Sufficient conditions for proper posteriors in fully-Bayesian Functional PCA

TL;DR

This paper establishes conditions under which fully Bayesian Functional PCA yields proper posteriors, enabling less informative priors and data-driven smoothing through spline basis projections.

Contribution

It proves that no extra conditions are needed for proper posteriors in Bayesian FPCA when using spline basis projections and smoothing penalties.

Findings

Proper posteriors are achievable without additional conditions.

Smoothing parameters can be treated as inverse variance components.
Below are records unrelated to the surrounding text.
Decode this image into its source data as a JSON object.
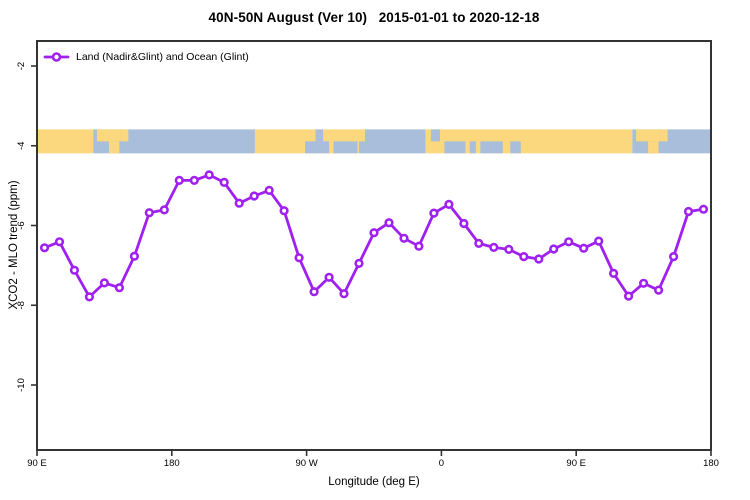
{
  "header": {
    "title": "40N-50N August (Ver 10)   2015-01-01 to 2020-12-18"
  },
  "legend": {
    "label": "Land (Nadir&Glint) and Ocean (Glint)",
    "marker": "open-circle-on-line"
  },
  "chart_data": {
    "type": "line",
    "title": "40N-50N August (Ver 10)   2015-01-01 to 2020-12-18",
    "xlabel": "Longitude (deg E)",
    "ylabel": "XCO2 - MLO trend (ppm)",
    "xlim": [
      90,
      540
    ],
    "ylim": [
      -11.2,
      -1.3
    ],
    "grid": false,
    "legend_position": "top-left-inside",
    "xticks": [
      {
        "pos": 90,
        "label": "90 E"
      },
      {
        "pos": 180,
        "label": "180"
      },
      {
        "pos": 270,
        "label": "90 W"
      },
      {
        "pos": 360,
        "label": "0"
      },
      {
        "pos": 450,
        "label": "90 E"
      },
      {
        "pos": 540,
        "label": "180"
      }
    ],
    "yticks": [
      {
        "pos": -2,
        "label": "-2"
      },
      {
        "pos": -4,
        "label": "-4"
      },
      {
        "pos": -6,
        "label": "-6"
      },
      {
        "pos": -8,
        "label": "-8"
      },
      {
        "pos": -10,
        "label": "-10"
      }
    ],
    "series": [
      {
        "name": "Land (Nadir&Glint) and Ocean (Glint)",
        "color": "#A020F0",
        "marker": "open-circle",
        "x": [
          95,
          105,
          115,
          125,
          135,
          145,
          155,
          165,
          175,
          185,
          195,
          205,
          215,
          225,
          235,
          245,
          255,
          265,
          275,
          285,
          295,
          305,
          315,
          325,
          335,
          345,
          355,
          365,
          375,
          385,
          395,
          405,
          415,
          425,
          435,
          445,
          455,
          465,
          475,
          485,
          495,
          505,
          515,
          525,
          535
        ],
        "values": [
          -6.56,
          -6.41,
          -7.12,
          -7.79,
          -7.44,
          -7.56,
          -6.77,
          -5.68,
          -5.61,
          -4.87,
          -4.87,
          -4.73,
          -4.92,
          -5.44,
          -5.26,
          -5.12,
          -5.63,
          -6.81,
          -7.66,
          -7.3,
          -7.71,
          -6.95,
          -6.18,
          -5.93,
          -6.32,
          -6.52,
          -5.69,
          -5.47,
          -5.95,
          -6.45,
          -6.55,
          -6.6,
          -6.78,
          -6.84,
          -6.59,
          -6.41,
          -6.57,
          -6.39,
          -7.2,
          -7.77,
          -7.45,
          -7.62,
          -6.78,
          -5.65,
          -5.59
        ]
      }
    ],
    "map_band": {
      "description": "land/ocean strip for 40N-50N along longitude",
      "land_color": "#FBD77D",
      "ocean_color": "#A8BEDB",
      "value_top": -3.59,
      "value_bottom": -4.19,
      "base_segments": [
        {
          "from": 90,
          "to": 127.5,
          "type": "land"
        },
        {
          "from": 127.5,
          "to": 235.5,
          "type": "ocean"
        },
        {
          "from": 235.5,
          "to": 305,
          "type": "land"
        },
        {
          "from": 305,
          "to": 349.5,
          "type": "ocean"
        },
        {
          "from": 349.5,
          "to": 487.5,
          "type": "land"
        },
        {
          "from": 487.5,
          "to": 540,
          "type": "ocean"
        }
      ],
      "detail_segments": [
        {
          "from": 130,
          "to": 146,
          "half": "top",
          "type": "land"
        },
        {
          "from": 138,
          "to": 145,
          "half": "bottom",
          "type": "land"
        },
        {
          "from": 146,
          "to": 151,
          "half": "top",
          "type": "land"
        },
        {
          "from": 269,
          "to": 285,
          "half": "bottom",
          "type": "ocean"
        },
        {
          "from": 276,
          "to": 281,
          "half": "top",
          "type": "ocean"
        },
        {
          "from": 288,
          "to": 304,
          "half": "bottom",
          "type": "ocean"
        },
        {
          "from": 301,
          "to": 309,
          "half": "top",
          "type": "land"
        },
        {
          "from": 353,
          "to": 359,
          "half": "top",
          "type": "ocean"
        },
        {
          "from": 362,
          "to": 376,
          "half": "bottom",
          "type": "ocean"
        },
        {
          "from": 379,
          "to": 383,
          "half": "bottom",
          "type": "ocean"
        },
        {
          "from": 386,
          "to": 401,
          "half": "bottom",
          "type": "ocean"
        },
        {
          "from": 406,
          "to": 413,
          "half": "bottom",
          "type": "ocean"
        },
        {
          "from": 490,
          "to": 506,
          "half": "top",
          "type": "land"
        },
        {
          "from": 498,
          "to": 505,
          "half": "bottom",
          "type": "land"
        },
        {
          "from": 506,
          "to": 511,
          "half": "top",
          "type": "land"
        }
      ]
    }
  },
  "colors": {
    "line": "#A020F0",
    "land": "#FBD77D",
    "ocean": "#A8BEDB",
    "axis": "#333333",
    "text": "#000000",
    "background": "#ffffff"
  }
}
Less informative priors can be used, allowing data-driven smoothing.

Abstract

In a fully-Bayesian Functional Principal Components Analysis (FPCA) the principal components are treated as unknown infinite-dimensional parameters. By projecting the functional principal components on a rich orthonormal spline basis, we show that orthonormality of the principal components is equivalent to orthonormality of the spline coefficients. A penalty on the integral of the second derivative of the functional principal components can be induced on the spline coefficients, where each function has its own smoothing parameter. Finally, each smoothing parameter is treated as an inverse variance component in the associated mixed effects model. In this work, we demonstrate that no additional conditions are required to ensure that the corresponding smoothing prior, and thus the posterior distribution, is proper. This allows the choice of less informative priors, such that smoothing is driven by the data.